University of Kentucky.
Psychol Bull. 2013 Nov;139(6):1221-59. doi: 10.1037/a0032247. Epub 2013 Apr 29.
Despite the well-established sex difference in prevalence of many childhood and adolescent psychopathological conditions, no integrative metatheory of sex differences in psychopathology exists. This review attempts to provide a metatheoretical framework to guide empirical examination of sex differences in prevalence of childhood-onset "externalizing" and adolescent-onset "internalizing" disorders, based on sexual selection evolutionary theory. Sexual selection theory suggests important between-sex differences in markers, mechanisms, etiology, and developmental timing of risk and resilience relevant to psychopathology. Namely, sexual selection theory hypothesizes that disinhibition and sensation-seeking may be important proximate risk markers for childhood-onset externalizing disorders in males. The theory suggests that these male-biased markers may be a product of their higher exposure to prenatal testosterone, which makes them more susceptible to prenatal stressors with downstream effects on dopaminergic neurotransmission, especially for those with genetic alleles associated with lower dopaminergic function. In contrast, sexual selection theory hypothesizes that negative emotionality, empathy, and cognitive rumination may be important proximate risk markers for adolescent-onset internalizing disorders in females. The theory suggests that these markers are propagated by rapidly rising levels of estradiol at puberty that interact with cortisol and oxytocin. These hormones exert downstream effects on the serotonergic system in such a way as to increase females' sensitivity to interpersonal stressors particularly at puberty and especially for those with lower functional serotonergic activity. Such a metatheory can help integrate prior ideas about sex differences and can also generate new predictions of sex differences in markers, etiology, mechanisms, and developmental timing of common forms of psychopathology.
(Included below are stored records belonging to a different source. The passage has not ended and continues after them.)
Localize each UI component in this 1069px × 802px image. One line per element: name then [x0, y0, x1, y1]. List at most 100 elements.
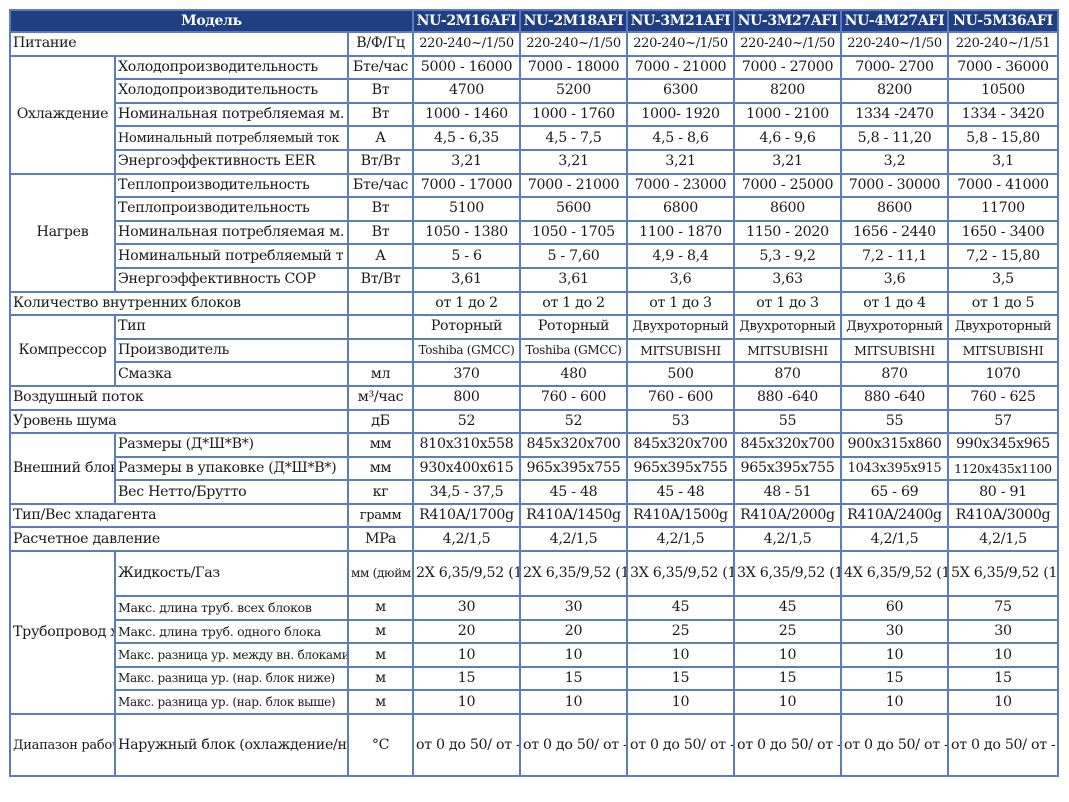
table-row: Тип/Вес хладагента грамм R410A/1700g R41… [9, 502, 1059, 529]
value-cell: 3,2 [840, 148, 949, 175]
value-cell: 1070 [947, 361, 1059, 387]
value-cell: от 0 до 50/ от -15 до 24 [733, 713, 842, 778]
header-model-1: NU-2M16AFI [412, 9, 521, 33]
value-cell: 1000 - 1760 [519, 101, 628, 128]
value-cell: 10 [840, 642, 949, 668]
value-cell: 4,9 - 8,4 [626, 243, 735, 269]
table-row: Номинальный потребляемый ток А 4,5 - 6,3… [10, 125, 1059, 151]
value-cell: 60 [840, 595, 949, 621]
value-cell: 7000 - 18000 [519, 54, 628, 81]
unit-cell: А [347, 125, 414, 151]
value-cell: 220-240~/1/50 [733, 31, 842, 57]
value-cell: R410A/1700g [412, 502, 521, 529]
table-row: Количество внутренних блоков от 1 до 2 о… [9, 290, 1059, 317]
value-cell: 870 [733, 361, 842, 387]
value-cell: 10 [947, 689, 1059, 716]
value-cell: R410A/3000g [947, 502, 1059, 529]
param-cell: Макс. разница ур. (нар. блок выше) [114, 689, 349, 716]
value-cell: 965x395x755 [626, 455, 735, 482]
spec-table: Модель NU-2M16AFI NU-2M18AFI NU-3M21AFI … [9, 9, 1059, 778]
value-cell: 3,61 [412, 266, 521, 293]
value-cell: 4,2/1,5 [733, 526, 842, 553]
param-cell: Тип [114, 314, 349, 340]
value-cell: 10 [412, 642, 521, 668]
param-cell: Номинальная потребляемая м. [114, 101, 349, 128]
group-label-piping: Трубопровод хладагента [9, 550, 116, 716]
unit-cell: Вт [347, 219, 414, 246]
value-cell: R410A/1450g [519, 502, 628, 529]
value-cell: 845x320x700 [733, 432, 842, 458]
table-row: Номинальный потребляемый т А 5 - 6 5 - 7… [10, 243, 1059, 269]
unit-cell: мл [347, 361, 414, 387]
table-row: Теплопроизводительность Вт 5100 5600 680… [10, 196, 1059, 222]
param-cell: Теплопроизводительность [114, 172, 349, 199]
unit-cell: грамм [347, 502, 414, 529]
value-cell: 220-240~/1/50 [840, 31, 949, 57]
value-cell: 45 - 48 [626, 479, 735, 505]
param-cell: Размеры в упаковке (Д*Ш*В*) [114, 455, 349, 482]
value-cell: 8600 [840, 196, 949, 222]
value-cell: 6800 [626, 196, 735, 222]
param-cell: Размеры (Д*Ш*В*) [114, 432, 349, 458]
value-cell: 1000 - 1460 [412, 101, 521, 128]
value-cell: 15 [626, 665, 735, 692]
value-cell: 5,3 - 9,2 [733, 243, 842, 269]
param-cell: Номинальный потребляемый ток [114, 125, 349, 151]
unit-cell: Вт [347, 101, 414, 128]
value-cell: Toshiba (GMCC) [412, 337, 521, 364]
value-cell: 57 [947, 408, 1059, 435]
value-cell: 65 - 69 [840, 479, 949, 505]
table-row: Макс. разница ур. между вн. блоками м 10… [10, 642, 1059, 668]
table-row: Питание В/Ф/Гц 220-240~/1/50 220-240~/1/… [9, 31, 1059, 57]
value-cell: 3X 6,35/9,52 (1/4"/3/8") [626, 550, 735, 598]
value-cell: 52 [519, 408, 628, 435]
value-cell: 7000 - 25000 [733, 172, 842, 199]
value-cell: 10500 [947, 78, 1059, 104]
value-cell: 10 [733, 642, 842, 668]
param-cell: Холодопроизводительность [114, 78, 349, 104]
value-cell: 870 [840, 361, 949, 387]
value-cell: 3,5 [947, 266, 1059, 293]
value-cell: от 0 до 50/ от -15 до 24 [840, 713, 949, 778]
unit-cell: мм [347, 455, 414, 482]
value-cell: 10 [626, 689, 735, 716]
value-cell: от 0 до 50/ от -15 до 24 [519, 713, 628, 778]
value-cell: 7000 - 23000 [626, 172, 735, 199]
value-cell: 10 [412, 689, 521, 716]
unit-cell: Бте/час [347, 54, 414, 81]
value-cell: 1150 - 2020 [733, 219, 842, 246]
value-cell: 220-240~/1/50 [412, 31, 521, 57]
table-row: Производитель Toshiba (GMCC) Toshiba (GM… [10, 337, 1059, 364]
value-cell: 370 [412, 361, 521, 387]
value-cell: 965x395x755 [519, 455, 628, 482]
value-cell: 5100 [412, 196, 521, 222]
value-cell: 15 [733, 665, 842, 692]
table-row: Макс. разница ур. (нар. блок выше) м 10 … [10, 689, 1059, 716]
param-cell: Наружный блок (охлаждение/нагрев) [114, 713, 349, 778]
value-cell: 930x400x615 [412, 455, 521, 482]
param-cell: Макс. длина труб. всех блоков [114, 595, 349, 621]
value-cell: 1043x395x915 [840, 455, 949, 482]
value-cell: от 0 до 50/ от -15 до 24 [412, 713, 521, 778]
value-cell: 990x345x965 [947, 432, 1059, 458]
value-cell: 880 -640 [840, 384, 949, 411]
table-row: Охлаждение Холодопроизводительность Бте/… [9, 54, 1059, 175]
value-cell: 3,61 [519, 266, 628, 293]
value-cell: 220-240~/1/50 [519, 31, 628, 57]
value-cell: 1050 - 1705 [519, 219, 628, 246]
value-cell: 8200 [840, 78, 949, 104]
value-cell: 845x320x700 [519, 432, 628, 458]
value-cell: 500 [626, 361, 735, 387]
param-cell: Смазка [114, 361, 349, 387]
header-model-3: NU-3M21AFI [626, 9, 735, 33]
param-cell: Вес Нетто/Брутто [114, 479, 349, 505]
value-cell: 48 - 51 [733, 479, 842, 505]
value-cell: 1334 - 3420 [947, 101, 1059, 128]
header-model-5: NU-4M27AFI [840, 9, 949, 33]
group-label-compressor: Компрессор [9, 314, 116, 387]
value-cell: 900x315x860 [840, 432, 949, 458]
value-cell: от 1 до 5 [947, 290, 1059, 317]
value-cell: от 1 до 3 [733, 290, 842, 317]
value-cell: 3,63 [733, 266, 842, 293]
value-cell: 5600 [519, 196, 628, 222]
尽管许多儿童和青少年精神病理学状况的流行存在着明确的性别差异,但目前还没有一个关于精神病理学性别差异的综合元理论。本综述试图基于性选择进化理论,为指导儿童期起病的“外化”和青少年期起病的“内化”障碍流行率的性别差异的实证研究提供一个元理论框架。性选择理论表明,与精神病理学相关的风险和弹性的标志物、机制、病因和发展时间在两性之间存在重要差异。也就是说,性选择理论假设,对于男性而言,抑制解除和寻求刺激可能是儿童期起病的外化障碍的重要近因风险标志物。该理论表明,这些男性偏爱的标志物可能是其暴露于产前睾酮更高的产物,这使他们更容易受到产前应激的影响,从而对多巴胺能神经传递产生下游影响,尤其是对于那些与多巴胺能功能较低的遗传等位基因相关的个体。相比之下,性选择理论假设,对于女性而言,负性情绪、共情和认知反刍可能是青少年期起病的内化障碍的重要近因风险标志物。该理论表明,这些标志物是由青春期快速上升的雌二醇水平传播的,雌二醇与皮质醇和催产素相互作用。这些激素对 5-羟色胺能系统产生下游影响,使女性对人际应激源的敏感性增加,尤其是在青春期,尤其是对于那些 5-羟色胺能活性较低的女性。这种元理论可以帮助整合关于性别差异的先前观点,也可以对常见精神病理学形式的标志物、病因、机制和发展时间的性别差异产生新的预测。